Tax lien claims have to be paid in full in Chapter 13, with interest, and can survive a Chapter 7 discharge. So try to avoid having the taxing authority record a tax lien against you—admittedly sometimes easier said than done. Or if that is not possible, at least refrain from building up equity in possessions or real estate. That equity, although often exempt from the clutches of the bankruptcy trustee and most creditors, is still subject to a tax lien. So any built up equity just increases what you will have to pay to the taxing authority on debt you might otherwise been able to discharge completely.

A Chapter 13 case can be such a good tool for dealing with income tax debt, especially if you owe more than just a year or two of taxes. BUT, you lose those benefits if you don’t successfully finish paying off the Chapter 13 plan. So, go into it only if you have both a burning desire to make it all the way and a truly feasible plan with which to do so.

Chapter 13 often enables you to tame the tax debt beast in a very tidy package. Often you can discharge (write off) some of your tax debts, and pay substantially less on the taxes you must pay, by avoiding or reducing interest and penalties. And you can usually do all this while paying less per month and while being protected from all the nasty collection mechanisms in the tax authorities’ arsenal.

However, the truth that you need to keep in the front and center of your mind is that it’s all conditional: you don’t get the prize until the end of the race. And if you don’t get to the end of the race, no prize for you. The prize is the discharge—the discharge of the debts for the tax years that can be discharged, and of the interest and penalties that you would owe if you weren’t in a Chapter 13 case. You have to get through the whole race–pay your plan payments as scheduled and meet the other requirements of your plan (such as sending yearly tax returns to your trustee, and keeping current on any ongoing child or spousal support payments).

Now this doesn’t mean that your Chapter 13 case is inflexible. Depending on the situation, an experienced attorney will likely be able to build some flexibility into the terms of your original plan. Or if your circumstances change, your plan can usually be amended accordingly.
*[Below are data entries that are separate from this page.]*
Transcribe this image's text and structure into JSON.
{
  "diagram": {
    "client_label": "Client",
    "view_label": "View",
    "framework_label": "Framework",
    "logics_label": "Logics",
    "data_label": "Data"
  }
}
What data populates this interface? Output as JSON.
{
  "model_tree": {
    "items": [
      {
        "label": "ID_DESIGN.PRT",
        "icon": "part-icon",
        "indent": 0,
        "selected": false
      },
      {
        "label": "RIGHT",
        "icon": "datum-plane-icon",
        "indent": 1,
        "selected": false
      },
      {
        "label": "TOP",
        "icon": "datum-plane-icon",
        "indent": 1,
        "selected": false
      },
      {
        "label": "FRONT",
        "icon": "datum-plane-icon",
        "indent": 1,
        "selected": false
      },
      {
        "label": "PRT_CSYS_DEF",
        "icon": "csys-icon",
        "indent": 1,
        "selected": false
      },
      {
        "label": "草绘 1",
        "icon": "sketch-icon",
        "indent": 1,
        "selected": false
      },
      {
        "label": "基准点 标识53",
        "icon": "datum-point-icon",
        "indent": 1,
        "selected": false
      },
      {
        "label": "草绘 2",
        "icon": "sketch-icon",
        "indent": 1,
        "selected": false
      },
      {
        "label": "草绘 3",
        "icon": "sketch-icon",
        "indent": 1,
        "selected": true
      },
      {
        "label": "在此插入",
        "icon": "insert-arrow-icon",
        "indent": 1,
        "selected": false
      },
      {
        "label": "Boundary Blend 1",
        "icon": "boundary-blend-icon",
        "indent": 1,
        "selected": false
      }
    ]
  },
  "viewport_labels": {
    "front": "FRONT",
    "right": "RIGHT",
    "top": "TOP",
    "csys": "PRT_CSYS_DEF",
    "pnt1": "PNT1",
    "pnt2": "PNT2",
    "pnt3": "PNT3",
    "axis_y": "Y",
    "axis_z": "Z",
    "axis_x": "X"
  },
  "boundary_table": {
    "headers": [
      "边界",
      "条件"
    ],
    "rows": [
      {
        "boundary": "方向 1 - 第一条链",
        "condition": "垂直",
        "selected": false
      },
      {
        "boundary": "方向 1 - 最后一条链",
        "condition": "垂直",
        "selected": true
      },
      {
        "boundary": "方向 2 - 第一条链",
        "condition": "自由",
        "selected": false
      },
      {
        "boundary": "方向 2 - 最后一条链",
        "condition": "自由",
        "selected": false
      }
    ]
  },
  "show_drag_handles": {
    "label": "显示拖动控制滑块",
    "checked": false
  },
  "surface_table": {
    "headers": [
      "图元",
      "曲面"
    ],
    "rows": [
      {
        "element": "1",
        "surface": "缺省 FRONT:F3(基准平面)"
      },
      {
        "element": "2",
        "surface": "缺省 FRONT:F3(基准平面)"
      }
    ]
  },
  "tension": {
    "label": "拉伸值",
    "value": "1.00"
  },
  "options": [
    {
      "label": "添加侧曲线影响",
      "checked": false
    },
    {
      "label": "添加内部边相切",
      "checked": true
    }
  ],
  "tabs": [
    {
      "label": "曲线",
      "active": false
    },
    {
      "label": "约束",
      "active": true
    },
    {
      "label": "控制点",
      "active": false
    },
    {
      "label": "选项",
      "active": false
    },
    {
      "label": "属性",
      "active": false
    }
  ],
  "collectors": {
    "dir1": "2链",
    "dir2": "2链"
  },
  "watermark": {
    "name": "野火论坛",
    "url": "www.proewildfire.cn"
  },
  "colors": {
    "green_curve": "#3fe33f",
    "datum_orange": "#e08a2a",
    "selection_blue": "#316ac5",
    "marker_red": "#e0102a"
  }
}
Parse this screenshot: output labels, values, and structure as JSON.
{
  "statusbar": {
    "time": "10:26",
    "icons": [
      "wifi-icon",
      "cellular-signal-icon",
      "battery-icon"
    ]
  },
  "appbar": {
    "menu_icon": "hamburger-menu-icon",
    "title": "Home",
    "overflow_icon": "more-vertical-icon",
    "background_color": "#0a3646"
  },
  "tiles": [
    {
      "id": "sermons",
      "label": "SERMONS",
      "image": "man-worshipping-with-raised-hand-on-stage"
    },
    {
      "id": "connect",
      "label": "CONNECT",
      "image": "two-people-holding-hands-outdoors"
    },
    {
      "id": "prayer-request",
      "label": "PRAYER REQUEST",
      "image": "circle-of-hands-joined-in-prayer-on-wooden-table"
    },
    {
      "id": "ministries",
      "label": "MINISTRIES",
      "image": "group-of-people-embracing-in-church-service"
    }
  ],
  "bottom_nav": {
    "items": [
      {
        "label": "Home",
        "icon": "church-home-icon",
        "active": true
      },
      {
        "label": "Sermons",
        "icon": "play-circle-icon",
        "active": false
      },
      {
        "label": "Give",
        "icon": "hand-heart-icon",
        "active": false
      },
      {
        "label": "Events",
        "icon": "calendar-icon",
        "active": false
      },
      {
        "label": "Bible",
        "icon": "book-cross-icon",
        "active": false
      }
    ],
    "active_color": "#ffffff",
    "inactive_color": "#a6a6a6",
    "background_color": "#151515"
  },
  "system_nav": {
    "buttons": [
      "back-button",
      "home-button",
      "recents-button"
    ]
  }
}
But look at it this way: the IRS and any other tax authorities are put on hold and have to accept the reductions and the write-offs while your Chapter 13 case is proceeding. But in the background they continue tracking what you would owe—including accrued interest and penalties–if you weren’t in a Chapter 13 case.  If at any time during your case you do not comply with the terms of your plan and, after appropriate warnings, your case gets dismissed (thrown out), leaving the tax authorities no longer be prevented from chasing you. At that time all those taxes, interest and penalties that your Chapter 13 case would have avoided would come roaring back at you.

This is something you want to avoid at all cost. How do you avoid getting your Chapter 13 dismissed?

  • Be fully engaged in the process of putting your Chapter 13 plan together at the beginning of your case, so that you understand its terms and truly believe that you can consistently comply with them.
  • Keep track of your progress throughout your case, both to stay motivated and to catch any potential problems early.
  • Inform your attorney if your financial circumstances change, whether they improve, so that you can account for increased disposable income, or if they deteriorate, so that you can reduce your required plan payments or take other appropriate action.